WASHINGTON — Debris swirled, funnel clouds were visible, light stanchions were toppled over and several buildings incurred damage, including an Amazon sorting facility in Baltimore, as a tornado touched down Friday night.
On Saturday, the National Weather Service confirmed that the EF-1 tornado with an estimated maximum wind speed of 105 mph touched down in Baltimore, and while the tornado is classified as “weak” on the Enhanced Fujita scale, the tornado caused extensive damage, killing two people and injuring another.
The tornado hit the Baltimore area at 9:42 p.m., first blowing over tractor trailers on Interstate 95, just north of the Fort McHenry Tunnel, then blowing over a fence line on South Newkirk Street and even blowing in garage doors on the Flexi-Van Leasing facility as it moved toward Dundalk.
The tornado reached peak intensity as it moved east and hit the Amazon Fulfillment Center, where a 50-foot wall collapsed. Fifty-four-year-old Andrew Lindsay and Israel Espana Argote were killed, and another person was hurt, police said.
The weather service said that weakened concrete wall panels collapsed into the building after parts of the roof of the facility, including iron rafters, were initially blown off.

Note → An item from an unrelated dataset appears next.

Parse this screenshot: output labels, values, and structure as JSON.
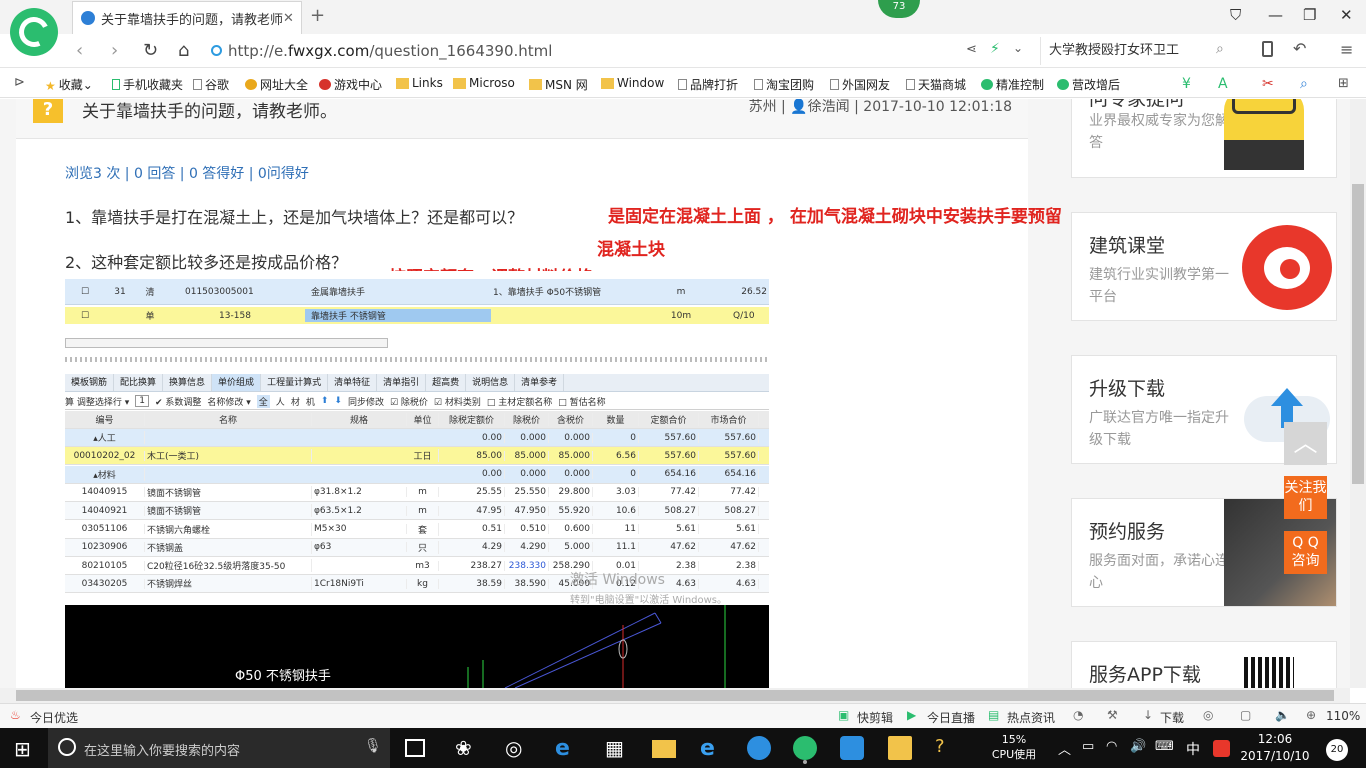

“I was standing inside the building and me and one of the facilities dudes were talking, and I went to the left side of the building and he went to the right, and all of a sudden, we just heard these loud noises. The power shut off. It was just crazy inside,” employee Brandon McBride told local station WBAL. “It just sounded like bombs were dropping everywhere. The whole side (of the building) was just dropping.”
My sincerest condolences go out to the families and friends of the victims, and our administration stands ready to assist Baltimore City and other areas impacted by this severe weather in any way we can.
The tornado lifted as it reached the intersection with Dundalk Avenue but then it briefly touched down on the Holabird Apartments on 4 George’s Court in Dundalk. The roof came off of the northeast building and the building broadside, said the weather service. The damage to the apartment building displaced 64 people, including 40 adults and 24 children.
The Baltimore County Fire Department said the residents of that apartment will be displaced “for an extended period.” The Red Cross, emergency management and Baltimore’s Health and Human Services department set up shelter at Ateaze Senior Center.
Among the damage, about a dozen truck trailers were pushed over, car windows were blown out by flying debris and large trees were uprooted.
Roof damage, downed wires, and fallen trees were also reported throughout Harford County, Baltimore City and Carroll County.
Video posted to social media from a TJ Maxx department store showed a partially collapsed ceiling:
“A TJ Maxx, a few mobile homes and other homes were actually heavily damaged. A lot of trees down, power outages in that region as well,” Kammerer said, adding that a “tornadic signature” was visible on weather radar where the most damage was reported.
The National Weather Service had issued a Tornado Warning for the Mount Airy area around 10:30 p.m.
Home Goods and TJ Maxx stores were condemned by a building inspector due to severe roof damage, a spokesman with the Mount Airy Volunteer Fire Company said. He also said that the storm damaged three mobile homes in the Pheasant Ridge mobile home park.